Practically speaking this could be implemented by having a very spare, basic TestSuite base class and ClassSuite/ModuleSuite subclasses which implement the setUpXXX functionality.

> If we chose this implementation strategy there would be no compatibility issues for existing tests / frameworks that don't use the new features.

That's very good to hear.

> If tests do want to use the new features then the framework authors will need to ensure they are compatible with them. This seems like a reasonable trade-off to me. We can ensure that it is easy to write custom TestSuite objects that work with earlier versions of unittest but are also compatible with setUpClass in 2.7 (and document the recipe - although I expect it will just mean that TestSuite.run should call a single method if it exists).

This is something that I hope Jonathan Lange or Robert Collins will chime in to comment on: expanding the protocol between suite and test is an area which is fraught with peril, but it seems like it's something that test framework authors always want to do.  (Personally, *I* really want to do it because I want to be able to run things asynchronously, so the semantics of 'run()' need to change pretty dramatically to support that...)  It might be good to eventually develop a general mechanism for this, rather than building up an ad-hoc list of test-feature compatibility recipes which involve a list of if hasattr(...): foo(); checks in every suite implementation.

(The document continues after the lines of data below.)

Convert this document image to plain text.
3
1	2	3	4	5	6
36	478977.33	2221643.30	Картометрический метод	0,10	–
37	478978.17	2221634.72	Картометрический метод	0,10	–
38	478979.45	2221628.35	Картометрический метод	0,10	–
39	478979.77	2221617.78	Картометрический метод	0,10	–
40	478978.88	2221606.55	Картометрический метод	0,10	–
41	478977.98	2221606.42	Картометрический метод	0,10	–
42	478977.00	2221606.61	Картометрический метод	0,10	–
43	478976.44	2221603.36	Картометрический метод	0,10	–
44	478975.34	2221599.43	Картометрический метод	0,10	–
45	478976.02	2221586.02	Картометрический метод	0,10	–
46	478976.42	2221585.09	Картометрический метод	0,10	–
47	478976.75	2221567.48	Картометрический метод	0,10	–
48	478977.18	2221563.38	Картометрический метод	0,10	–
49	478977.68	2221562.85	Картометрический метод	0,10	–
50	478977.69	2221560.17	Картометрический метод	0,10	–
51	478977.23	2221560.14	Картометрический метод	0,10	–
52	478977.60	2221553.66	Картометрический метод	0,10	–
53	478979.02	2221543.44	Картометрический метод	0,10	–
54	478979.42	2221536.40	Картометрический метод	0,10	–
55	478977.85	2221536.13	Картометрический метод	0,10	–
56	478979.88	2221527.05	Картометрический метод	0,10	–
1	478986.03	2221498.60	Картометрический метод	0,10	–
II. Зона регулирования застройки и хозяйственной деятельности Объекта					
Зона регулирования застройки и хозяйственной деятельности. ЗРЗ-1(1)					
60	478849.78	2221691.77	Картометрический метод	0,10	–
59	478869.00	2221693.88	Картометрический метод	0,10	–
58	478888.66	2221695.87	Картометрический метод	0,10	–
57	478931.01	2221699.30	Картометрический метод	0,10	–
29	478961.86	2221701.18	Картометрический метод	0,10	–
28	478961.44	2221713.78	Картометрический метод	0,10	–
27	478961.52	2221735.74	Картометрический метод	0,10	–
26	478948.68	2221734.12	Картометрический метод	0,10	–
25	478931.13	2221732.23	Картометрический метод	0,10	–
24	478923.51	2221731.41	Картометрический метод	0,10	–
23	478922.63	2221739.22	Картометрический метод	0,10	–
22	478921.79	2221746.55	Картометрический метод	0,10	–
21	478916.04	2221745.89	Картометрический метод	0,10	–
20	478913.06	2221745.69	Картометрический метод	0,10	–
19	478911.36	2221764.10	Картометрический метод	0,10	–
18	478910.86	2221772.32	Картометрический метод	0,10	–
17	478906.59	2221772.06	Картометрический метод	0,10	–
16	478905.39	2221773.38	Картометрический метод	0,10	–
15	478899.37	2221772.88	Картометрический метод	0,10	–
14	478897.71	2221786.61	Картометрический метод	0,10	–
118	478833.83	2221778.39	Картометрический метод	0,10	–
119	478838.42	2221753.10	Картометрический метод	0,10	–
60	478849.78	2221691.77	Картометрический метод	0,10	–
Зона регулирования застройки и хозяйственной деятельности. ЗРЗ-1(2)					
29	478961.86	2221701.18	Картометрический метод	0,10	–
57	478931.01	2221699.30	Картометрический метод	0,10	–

> Perhaps a better idea might be to also add startTest and stopTest methods to TestSuite so that frameworks can build in features like timing tests (etc) without having to override run itself. This is already possible in the TestResult of course, which is a more common extensibility point in *my* experience.

I think timing and monitoring tests can mostly be done in the TestResult class; those were bad examples.  There's stuff like synthesizing arguments for test methods, or deciding to repeat a potentially flaky test method before reporting a failure, which are not possible to do from the result.  I'm not sure that startTest and stopTest hooks help with those features, the ones which really need suites; it would seem it mostly gives you a hook to do stuff that could already be done in TestResult anyway.